08 October 2019
Triodos Investment Management, a fully owned subsidiary of Triodos Bank, has been investing to deliver social and environmental impact for almost four decades. Its chair, Jacco Minnaar, explains how the firm is continuing to raise the bar in a market that is rapidly adopting sustainability as a strategy.
Environmental Finance: What is Triodos IM's approach to impact investing?
Jacco Minnaar: Triodos Bank was established in 1980 by four founders with backgrounds in commercial banking. They wanted to set up something that was exactly the same as existing financial institutions, yet very different – in that all deposits get deployed back into the market as loans to sustainable businesses.
One hundred percent of our activities use the lens of impact, risk and return. This means that, for all the investments we manage, we need to be clear about our objectives for all three of these elements. While every asset manager has systems in place to monitor and report on risk and return, we do the same on the impact side, as well.
EF: How have you seen demand for impact investments evolve in recent years?
JM: There is a wide range of investors, from those who believe that companies' only objective is to make money for investors, to those who are positive, proactive, and impact-focused. In between are investors with minor exclusions, who apply negative screens, or who practice some degree of ESG integration. Most assets are still being invested from the perspective of financial risk and return only, but we do see this slowly shifting more towards investing for positive change. Of course, though, we advocate for the market to move much, much faster.
We see investors taking steps to reduce downside risks – such as those from climate change and stranded assets. But there is also a growing number of investors who want to go further than basic risk mitigation, to invest inline with the type of world they want to live in. For these investors, the driver is changing the world for the better. That bucket is smaller, but it's where we want to play.
EF: What misconceptions about impact investing do you often see from prospective investors?
JM: The main misconception is that investors must choose between a strong financial return or a positive impact. There is a lot of research now that demonstrates this is a misconception. If you try to avoid negative impacts, and seek positive impacts, in the long run you have an investment that performs well in terms of risk and return. That's partly because you avoid downside ESG risks, but also, and maybe even more importantly, because the global sustainability challenges we face create investible opportunities. Companies that develop business models out of solving sustainability challenges – often known as impact investments – will be poised for long-term growth and strong financial performance as they start becoming more and more necessary parts of the economy.
EF: What challenges do you face in demonstrating impact?
JM: To effectively manage an impact fund, you need to define a theory of change – that is, to set your goals, activities, and measurement feedback loops. However, this process can be challenging: you know, the world is inherently complex.
We believe that this is best done using a combination of a limited set of quantitative indicators and framing them within the context of qualitative considerations and on-the-ground know-how, to really understand whether you are achieving your broader objectives. For example, we are a leader in inclusive finance – using microfinance to help individuals and small enterprises improve their economic position and quality of life. We measure the number of borrowers, women, etc. These give us an indication of impact, but they are still just a proxy for the real downstream impact that we enable through our investments.

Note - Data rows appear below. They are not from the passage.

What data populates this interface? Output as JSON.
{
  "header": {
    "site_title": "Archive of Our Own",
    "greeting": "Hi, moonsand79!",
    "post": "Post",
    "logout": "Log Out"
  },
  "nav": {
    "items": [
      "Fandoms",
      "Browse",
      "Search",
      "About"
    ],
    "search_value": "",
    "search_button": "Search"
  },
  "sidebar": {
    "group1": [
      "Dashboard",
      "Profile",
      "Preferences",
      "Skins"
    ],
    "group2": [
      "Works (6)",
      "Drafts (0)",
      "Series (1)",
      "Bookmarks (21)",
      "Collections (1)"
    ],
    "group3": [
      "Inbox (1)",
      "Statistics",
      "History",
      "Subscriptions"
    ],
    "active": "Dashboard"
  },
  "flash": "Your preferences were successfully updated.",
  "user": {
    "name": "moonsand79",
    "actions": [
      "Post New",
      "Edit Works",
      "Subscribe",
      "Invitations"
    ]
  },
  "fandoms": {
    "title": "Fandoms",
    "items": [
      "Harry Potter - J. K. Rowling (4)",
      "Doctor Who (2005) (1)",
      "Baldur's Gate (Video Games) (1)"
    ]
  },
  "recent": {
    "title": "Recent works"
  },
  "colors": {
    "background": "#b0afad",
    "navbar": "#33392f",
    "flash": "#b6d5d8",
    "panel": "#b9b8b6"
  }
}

EF: What effects on impact investing do you anticipate from growing EU regulation and guidance around sustainable finance?
JM: EU regulation is important as it has the potential to drive the market in the direction we want it to go. The EU's taxonomy will define which funds can be marketed as 'sustainable' so, if done well, it can be a great tool to help investors steer capital into sustainable outcomes (or economic activities as the EU calls it). Though, from our point of view, the biggest risk in the regulation is that it is too 'light green' and funds will be eligible for marketing as 'sustainable' even though they aren't really contributing to positive change (maybe they just aren't doing anything wrong).
We would like the EU to go further. We think non-sustainable funds should also be required to disclose their ESG performance. This will help to shed light on some of the negative impact that is financed through conventional investment funds.
EF: What are the next steps for impact investing at Triodos IM?
JM: We have a very interesting product base and we see strong demand for our funds. We are focused on growing our platform and, in deciding which funds we plan to develop, we look at three key impact areas: the energy transition; the food transition and the social inclusion transition. We see these as the challenges of our time, and our ambition is to launch even more investment solutions that can effectively play a role in tackling these challenges. We will continue our journey to deliver important positive impact, and reasonable risk and return to our investors.